0

I'm trying to use parallel h5py to create an independent group for each process and fill each group with some data.. what happens is that only one group gets created and filled with data. This is the program:

from mpi4py import MPI
import h5py

rank = MPI.COMM_WORLD.Get_rank()
f = h5py.File('parallel_test.hdf5', 'w', driver='mpio', comm=MPI.COMM_WORLD)

data = range(1000)

dset = f.create_dataset(str(rank), data=data)

f.close()

Any thoughts on what is going wrong here?

Thanks alot

Shazly
  • 95
  • 1
  • 1
  • 11
  • Is the `rank` different for each process? From a `mp` tutorial it looks like `rank` distinguishes between sender and receiver processes, or something like that. What's the name of the `dataset` in the file? – hpaulj Jul 05 '18 at 16:48
  • what do you mean by `group` ? if you mean a HDF5 Group, then they must be created and allocated by a single task, and then you can populate them with data in parallel. – Gilles Gouaillardet Jul 05 '18 at 23:57
  • @hpaulj Yes `rank` is an identifier for each process.. For example, `rank 0` will create HDF5 group `0` and put its data in it, and the same goes for the rest of the processes – Shazly Jul 06 '18 at 09:37
  • All operations on the file structure must be performed collectively.

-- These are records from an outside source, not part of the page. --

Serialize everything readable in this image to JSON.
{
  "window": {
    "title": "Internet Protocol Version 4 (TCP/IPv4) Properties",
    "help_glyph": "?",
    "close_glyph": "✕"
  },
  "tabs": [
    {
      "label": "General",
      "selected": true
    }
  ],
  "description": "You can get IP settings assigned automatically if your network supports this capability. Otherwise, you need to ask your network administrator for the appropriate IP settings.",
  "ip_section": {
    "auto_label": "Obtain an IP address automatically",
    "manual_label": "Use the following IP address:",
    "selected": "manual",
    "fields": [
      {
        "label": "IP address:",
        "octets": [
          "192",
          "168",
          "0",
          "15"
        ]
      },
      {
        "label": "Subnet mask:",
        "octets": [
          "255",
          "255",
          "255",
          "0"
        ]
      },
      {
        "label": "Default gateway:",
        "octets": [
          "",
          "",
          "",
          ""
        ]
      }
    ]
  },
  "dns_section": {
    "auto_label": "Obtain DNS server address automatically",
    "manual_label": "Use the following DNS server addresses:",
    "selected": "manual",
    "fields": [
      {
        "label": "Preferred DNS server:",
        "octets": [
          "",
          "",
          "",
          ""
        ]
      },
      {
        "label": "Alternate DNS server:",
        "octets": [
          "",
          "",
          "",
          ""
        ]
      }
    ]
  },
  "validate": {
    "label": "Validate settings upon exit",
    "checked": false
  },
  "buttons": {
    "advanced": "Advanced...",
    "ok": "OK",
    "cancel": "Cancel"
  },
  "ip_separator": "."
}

You must create the datasets everywhere. Then, you can fill them separately. – Pierre de Buyl Jul 11 '18 at 13:25

1 Answers1

2

Ok, so as mentioned in the comments I had to create the datasets for every process then fill them up.. The following code is writing data in parallel as many times as the size of the communicator:

comm = MPI.COMM_WORLD
rank = comm.Get_rank()
size = comm.Get_size()

data = [random.randint(1, 100) for x in range(4)]

f = h5py.File('parallel_test.hdf5', 'w', driver='mpio', comm=comm)

dset = []
for i in range(size):
   dset.append(f.create_dataset('test{0}'.format(i), (len(data),), dtype='i'))

dset[rank][:] = data
f.close()
Shazly
  • 95
  • 1
  • 1
  • 11